The provost, Dr. Castrabaum, insisted on being present as I deleted all references to Pnin in the university records. I could tell as soon as soon as she entered the area that it was she. There was a stir, then an unnatural silence, as though someone had suddenly opened a door during a snow squall and then shut it just as quickly. As I have said, she was relatively new to the university, having only arrived in the previous fall, replacing a very popular older colleague who retired with many laurels and praisesongs. She was a rather thin, frosty woman who dressed indifferently well in mostly grays and blacks and who, nevertheless, came with glowing recommendations from her previous place of employment, rather too glowing some thought, particularly my husband, but I was always willing to give her the benefit of the doubt.

She was unwilling for me to do a simple search-and-replace routine, which would have done the trick in a matter of minutes, quite a painless death. Instead Provost Castrabaum insisted that I use the find function and bring each instance of Pnin's name up on screen, cut it, and then type in the fictitious new name. She stood just over my left shoulder peering intently at the monitor during the whole process. Were we not in a separate cubicle off the main area, my colleagues, if they could have seen, would have thought it odd. On occasion I felt her frosty hand on my shoulder or neck, and it made my skin creep when she touched me. I told my husband, Harold, that night, and he merely said perhaps her blood was "very snow-broth." The allusion was lost on me, so I let it pass. These Shakespeareans are always trying to slip something in on us (we lay people), a pun or something. Makes him too damn good at Scrabble, too. I always challenge and lose. The last word I lost on was "foin." Anyway, she seemed to take an inordinate glee in each cut, and it took more than five hours to go through all the records of Pnin's existence at the university. Finally, however, he was gone, and I had a terrible sense of loss as I deleted his name for the last time. I felt the university had lost a valued old friend; I certainly had, but there was no way around it. What was done was done. It was worse than dying without a funeral.

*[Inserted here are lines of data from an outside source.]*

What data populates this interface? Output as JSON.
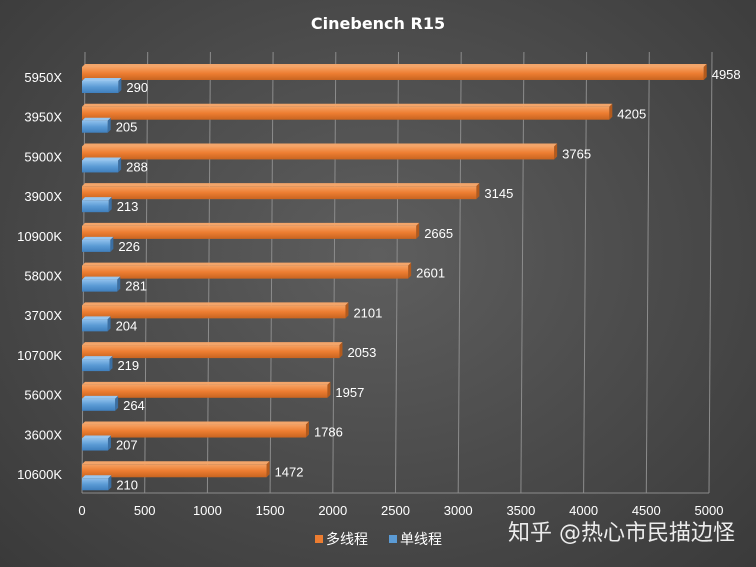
{
  "chart_data": {
    "type": "bar",
    "orientation": "horizontal",
    "title": "Cinebench  R15",
    "categories": [
      "5950X",
      "3950X",
      "5900X",
      "3900X",
      "10900K",
      "5800X",
      "3700X",
      "10700K",
      "5600X",
      "3600X",
      "10600K"
    ],
    "series": [
      {
        "name": "多线程",
        "color": "#ed7d31",
        "values": [
          4958,
          4205,
          3765,
          3145,
          2665,
          2601,
          2101,
          2053,
          1957,
          1786,
          1472
        ]
      },
      {
        "name": "单线程",
        "color": "#5b9bd5",
        "values": [
          290,
          205,
          288,
          213,
          226,
          281,
          204,
          219,
          264,
          207,
          210
        ]
      }
    ],
    "xlim": [
      0,
      5000
    ],
    "xticks": [
      "0",
      "500",
      "1000",
      "1500",
      "2000",
      "2500",
      "3000",
      "3500",
      "4000",
      "4500",
      "5000"
    ],
    "grid": true,
    "legend_position": "bottom"
  },
  "watermark": "知乎 @热心市民描边怪"
}
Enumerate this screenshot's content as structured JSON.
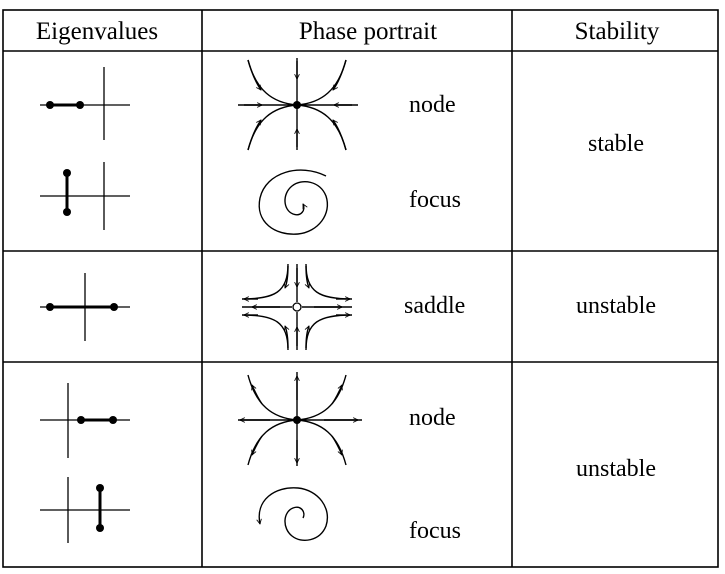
{
  "headers": {
    "eigenvalues": "Eigenvalues",
    "phase_portrait": "Phase portrait",
    "stability": "Stability"
  },
  "rows": [
    {
      "stability": "stable",
      "cases": [
        {
          "type": "node",
          "eigen_icon": "two-negative-real-eigenvalues-icon",
          "portrait_icon": "stable-node-icon"
        },
        {
          "type": "focus",
          "eigen_icon": "complex-negative-real-part-icon",
          "portrait_icon": "stable-focus-spiral-icon"
        }
      ]
    },
    {
      "stability": "unstable",
      "cases": [
        {
          "type": "saddle",
          "eigen_icon": "opposite-sign-real-eigenvalues-icon",
          "portrait_icon": "saddle-icon"
        }
      ]
    },
    {
      "stability": "unstable",
      "cases": [
        {
          "type": "node",
          "eigen_icon": "two-positive-real-eigenvalues-icon",
          "portrait_icon": "unstable-node-icon"
        },
        {
          "type": "focus",
          "eigen_icon": "complex-positive-real-part-icon",
          "portrait_icon": "unstable-focus-spiral-icon"
        }
      ]
    }
  ]
}
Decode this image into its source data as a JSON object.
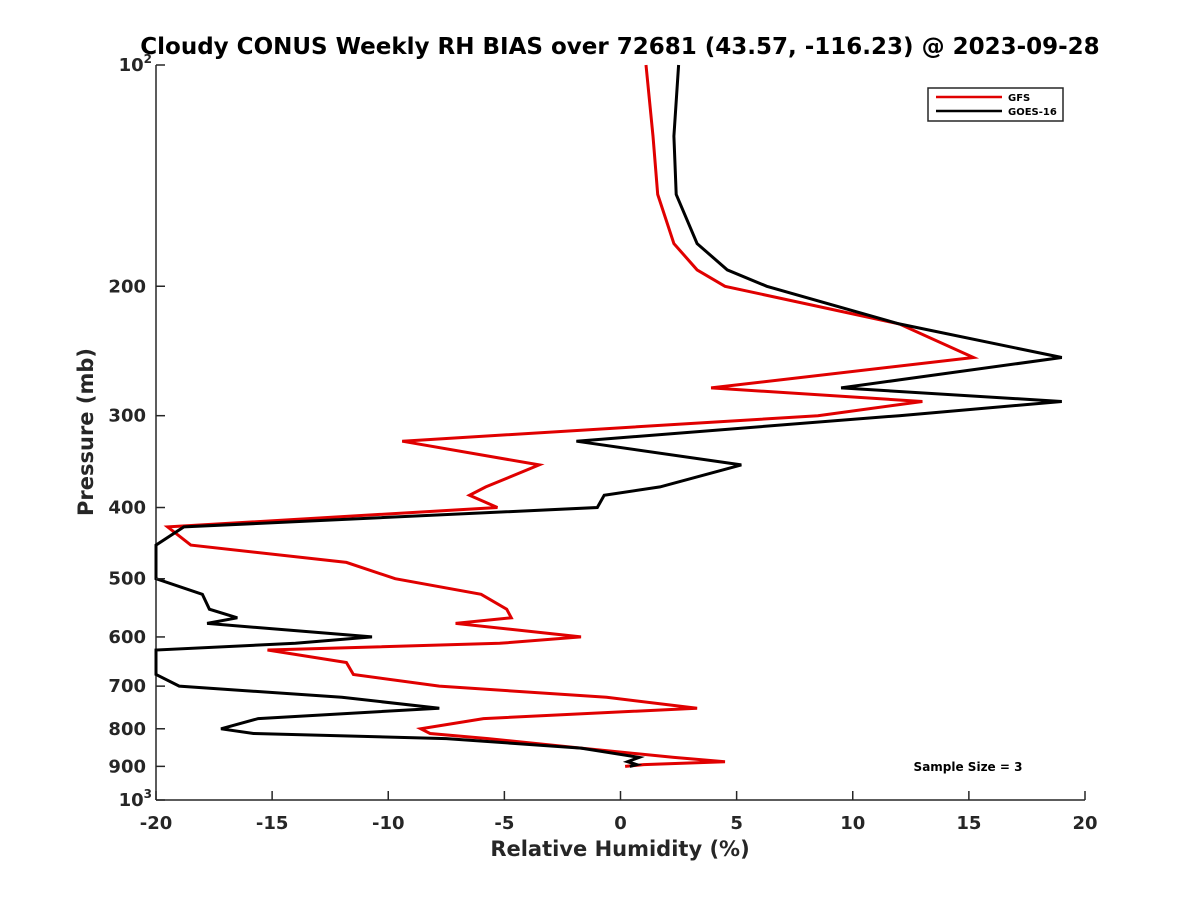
{
  "chart_data": {
    "type": "line",
    "title": "Cloudy CONUS Weekly RH BIAS over 72681 (43.57, -116.23) @ 2023-09-28",
    "xlabel": "Relative Humidity (%)",
    "ylabel": "Pressure (mb)",
    "xlim": [
      -20,
      20
    ],
    "ylim": [
      100,
      1000
    ],
    "y_scale": "log",
    "y_reversed": true,
    "grid": false,
    "legend_position": "top-right",
    "annotation": "Sample Size = 3",
    "x_ticks": [
      {
        "value": -20,
        "label": "-20"
      },
      {
        "value": -15,
        "label": "-15"
      },
      {
        "value": -10,
        "label": "-10"
      },
      {
        "value": -5,
        "label": "-5"
      },
      {
        "value": 0,
        "label": "0"
      },
      {
        "value": 5,
        "label": "5"
      },
      {
        "value": 10,
        "label": "10"
      },
      {
        "value": 15,
        "label": "15"
      },
      {
        "value": 20,
        "label": "20"
      }
    ],
    "y_ticks": [
      {
        "value": 100,
        "label": "10",
        "exp": "2"
      },
      {
        "value": 200,
        "label": "200"
      },
      {
        "value": 300,
        "label": "300"
      },
      {
        "value": 400,
        "label": "400"
      },
      {
        "value": 500,
        "label": "500"
      },
      {
        "value": 600,
        "label": "600"
      },
      {
        "value": 700,
        "label": "700"
      },
      {
        "value": 800,
        "label": "800"
      },
      {
        "value": 900,
        "label": "900"
      },
      {
        "value": 1000,
        "label": "10",
        "exp": "3"
      }
    ],
    "series": [
      {
        "name": "GFS",
        "color": "#e00000",
        "points": [
          [
            1.1,
            100
          ],
          [
            1.4,
            125
          ],
          [
            1.6,
            150
          ],
          [
            2.3,
            175
          ],
          [
            3.3,
            190
          ],
          [
            4.5,
            200
          ],
          [
            12.0,
            225
          ],
          [
            15.2,
            250
          ],
          [
            3.9,
            275
          ],
          [
            13.0,
            287
          ],
          [
            8.5,
            300
          ],
          [
            -9.4,
            325
          ],
          [
            -3.5,
            350
          ],
          [
            -5.8,
            375
          ],
          [
            -6.5,
            385
          ],
          [
            -5.3,
            400
          ],
          [
            -19.5,
            425
          ],
          [
            -18.5,
            450
          ],
          [
            -11.8,
            475
          ],
          [
            -9.7,
            500
          ],
          [
            -6.0,
            525
          ],
          [
            -4.9,
            550
          ],
          [
            -4.7,
            565
          ],
          [
            -7.1,
            575
          ],
          [
            -1.7,
            600
          ],
          [
            -5.2,
            612
          ],
          [
            -15.2,
            625
          ],
          [
            -11.8,
            650
          ],
          [
            -11.5,
            675
          ],
          [
            -7.8,
            700
          ],
          [
            -0.6,
            725
          ],
          [
            3.3,
            750
          ],
          [
            -5.9,
            775
          ],
          [
            -8.6,
            800
          ],
          [
            -8.2,
            812
          ],
          [
            -5.7,
            825
          ],
          [
            -1.7,
            850
          ],
          [
            2.3,
            875
          ],
          [
            4.5,
            887
          ],
          [
            1.0,
            895
          ],
          [
            0.2,
            900
          ]
        ]
      },
      {
        "name": "GOES-16",
        "color": "#000000",
        "points": [
          [
            2.5,
            100
          ],
          [
            2.3,
            125
          ],
          [
            2.4,
            150
          ],
          [
            3.3,
            175
          ],
          [
            4.6,
            190
          ],
          [
            6.3,
            200
          ],
          [
            12.0,
            225
          ],
          [
            19.0,
            250
          ],
          [
            9.5,
            275
          ],
          [
            19.0,
            287
          ],
          [
            12.0,
            300
          ],
          [
            -1.9,
            325
          ],
          [
            5.2,
            350
          ],
          [
            1.7,
            375
          ],
          [
            -0.7,
            385
          ],
          [
            -1.0,
            400
          ],
          [
            -18.8,
            425
          ],
          [
            -20.0,
            450
          ],
          [
            -20.0,
            475
          ],
          [
            -20.0,
            500
          ],
          [
            -18.0,
            525
          ],
          [
            -17.7,
            550
          ],
          [
            -16.5,
            565
          ],
          [
            -17.8,
            575
          ],
          [
            -10.7,
            600
          ],
          [
            -14.0,
            612
          ],
          [
            -20.0,
            625
          ],
          [
            -20.0,
            650
          ],
          [
            -20.0,
            675
          ],
          [
            -19.0,
            700
          ],
          [
            -12.0,
            725
          ],
          [
            -7.8,
            750
          ],
          [
            -15.6,
            775
          ],
          [
            -17.2,
            800
          ],
          [
            -15.8,
            812
          ],
          [
            -7.5,
            825
          ],
          [
            -1.7,
            850
          ],
          [
            0.8,
            875
          ],
          [
            0.3,
            887
          ],
          [
            0.7,
            895
          ],
          [
            0.4,
            900
          ]
        ]
      }
    ]
  }
}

There it is. That is why today when you visit this place you will find no mention of the poor old fool's name, although I have heard it said that a strange unsettled ghost sometimes haunts certain locker rooms on the lower levels as well as some corners of the Faculty Club, particularly in spring when the birds are twittering in the parapets. The dean and the president have retired, and Dr. Castrabaum is president. No one will speak about these things. Not even my husband.

As for Pnin, it is rumored he cultivates his garden, has joined the AARP and a local sketch club. So far no one has noticed that his name appeared as a major benefactor to the President's Fund, in place of an Anonymous donor. They may not even notice it when the marble commemorative tablet for the new Art Gallery comes back from the stonecutter with August G. Pnin smuggled in among the P's.